Committing to caption all the video content at a university requires shared cultural values, a sound strategy, and a strong technical infrastructure.

Rochester Institute of Technology (RIT) is in a unique position to develop workflows for captioning: the National Technical Institute for the Deaf (NTID) resides on the same campus. RIT has made focused efforts to promote and support equal access for its deaf and hard of hearing population.

RIT works to make sure all faculty know how vital captioning is to their students–not just those who are deaf or hard of hearing. Universal Design for Learning (UDL) holds that captioning helps all learners, including students with English as their second language, those with different learning styles, and those who just want an alternative to audio.

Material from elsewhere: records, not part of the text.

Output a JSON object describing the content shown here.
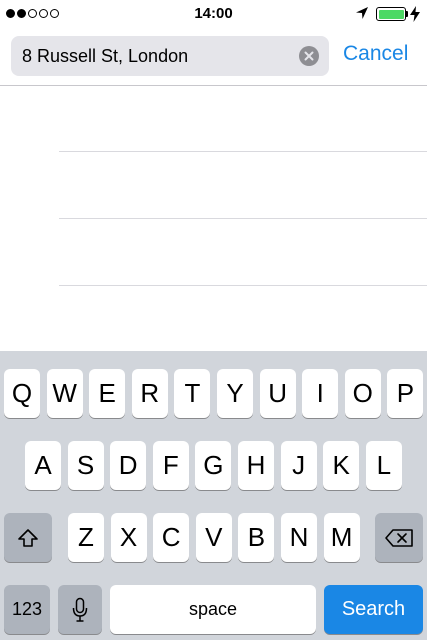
{
  "status_bar": {
    "signal_filled": 2,
    "signal_total": 5,
    "time": "14:00",
    "battery_level": 1.0
  },
  "search": {
    "value": "8 Russell St, London",
    "cancel_label": "Cancel"
  },
  "results": {
    "row_count": 3
  },
  "keyboard": {
    "row1": [
      "Q",
      "W",
      "E",
      "R",
      "T",
      "Y",
      "U",
      "I",
      "O",
      "P"
    ],
    "row2": [
      "A",
      "S",
      "D",
      "F",
      "G",
      "H",
      "J",
      "K",
      "L"
    ],
    "row3": [
      "Z",
      "X",
      "C",
      "V",
      "B",
      "N",
      "M"
    ],
    "numbers_label": "123",
    "space_label": "space",
    "search_label": "Search"
  },
  "colors": {
    "accent": "#1a87e5",
    "battery": "#4cd964",
    "keyboard_bg": "#d1d5db"
  }
}
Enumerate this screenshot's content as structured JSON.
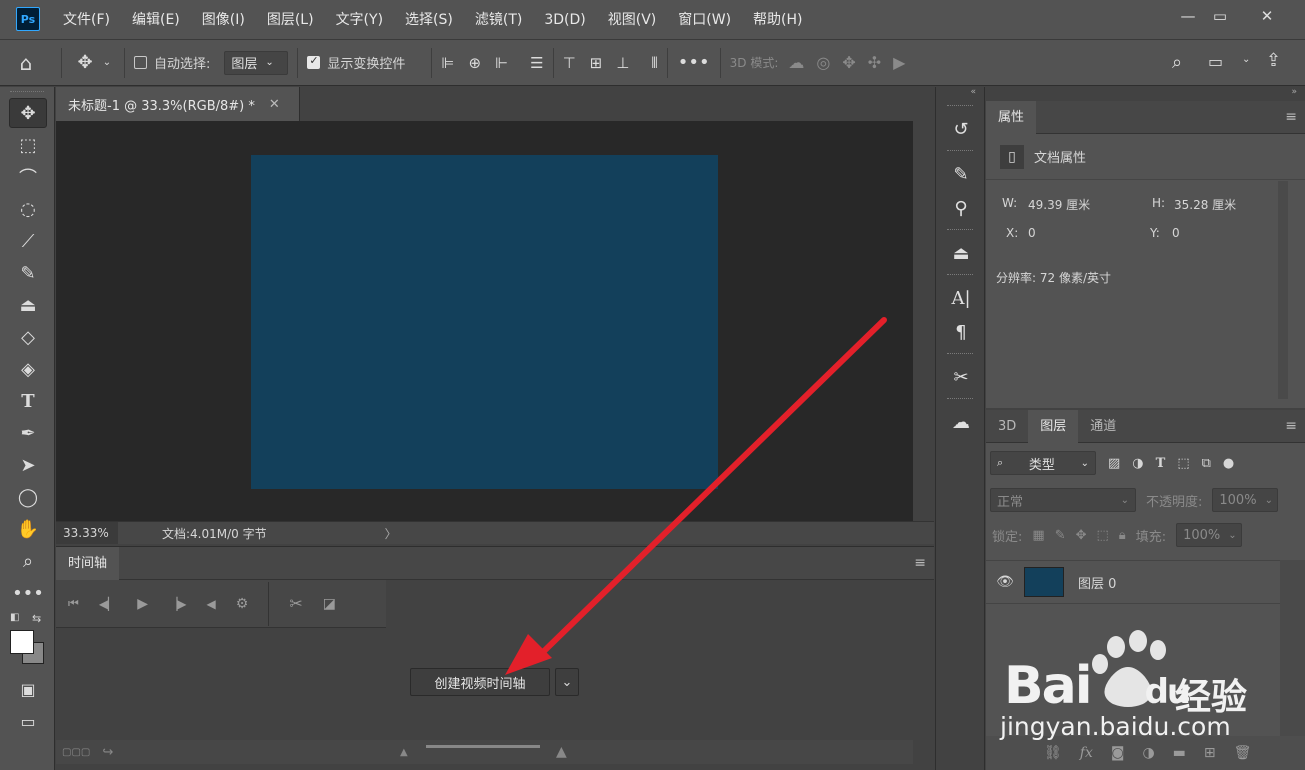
{
  "app": {
    "logo": "Ps"
  },
  "menu": [
    "文件(F)",
    "编辑(E)",
    "图像(I)",
    "图层(L)",
    "文字(Y)",
    "选择(S)",
    "滤镜(T)",
    "3D(D)",
    "视图(V)",
    "窗口(W)",
    "帮助(H)"
  ],
  "options": {
    "auto_select_label": "自动选择:",
    "auto_select_value": "图层",
    "show_transform_label": "显示变换控件",
    "mode_3d_label": "3D 模式:"
  },
  "document": {
    "tab_title": "未标题-1 @ 33.3%(RGB/8#) *",
    "zoom": "33.33%",
    "doc_info": "文档:4.01M/0 字节",
    "canvas_color": "#13405b"
  },
  "timeline": {
    "tab": "时间轴",
    "create_button": "创建视频时间轴"
  },
  "properties": {
    "tab": "属性",
    "doc_props": "文档属性",
    "w_label": "W:",
    "w_value": "49.39 厘米",
    "h_label": "H:",
    "h_value": "35.28 厘米",
    "x_label": "X:",
    "x_value": "0",
    "y_label": "Y:",
    "y_value": "0",
    "resolution": "分辨率: 72 像素/英寸"
  },
  "layers": {
    "tabs": [
      "3D",
      "图层",
      "通道"
    ],
    "filter_kind": "类型",
    "blend_mode": "正常",
    "opacity_label": "不透明度:",
    "opacity_value": "100%",
    "lock_label": "锁定:",
    "fill_label": "填充:",
    "fill_value": "100%",
    "layer_name": "图层 0",
    "fx_label": "fx"
  },
  "watermark": {
    "brand": "Bai",
    "brand2": "du",
    "suffix": "经验",
    "url": "jingyan.baidu.com"
  },
  "colors": {
    "accent": "#31a8ff",
    "arrow": "#e3202a"
  }
}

Staff within the Innovative Learning Institute work side-by-side with faculty on their course designs. They help provide them with an understanding of how captioning supports universal access. RIT offers training sessions for faculty and reaches out to new faculty every fall to stress the importance of accessibility for all learners.

The commitment to captioning and accessibility is valued by RIT’s leaders. The Provost distributes captioning guidelines every semester, sponsors the Provost Deaf Access Committee to prioritize concerns from the community, and has created promotional videos to raise awareness. Commitment from senior leadership is key to setting a common goal for the whole Institute.

In addition, RIT staff participation at every level is critical to developing its culture. When interpreters in the classroom encounter uncaptioned video material, they have business cards they can hand to faculty to help connect them to automatic captioning resources.

Interpreters also informally educate faculty on the nuances between interpreting video material and captions, explaining how difficult it is for a student to look at an interpreter while trying to follow the video at the same time.

It is critical that support staff also have the tools required to help faculty meet demand. A video production staff benefits from the right captioning tools and automated workflows, such as those provided by Brightspace, Ensemble Video and Automatic Sync Technologies (AST).

Integrated workflows allow staff to submit a video for captioning to AST and to have caption files sent directly back to the media delivery platform. They can then share the content in Brightspace. Having all of this directly linked to the learning environment makes the process extremely efficient.

RIT has been working on providing access to all learners for decades. The current strategy is increasing the number of faculty getting content captioned, allowing our staff to meet the increased demand, and ultimately supporting RIT and NTID’s culture of universal access.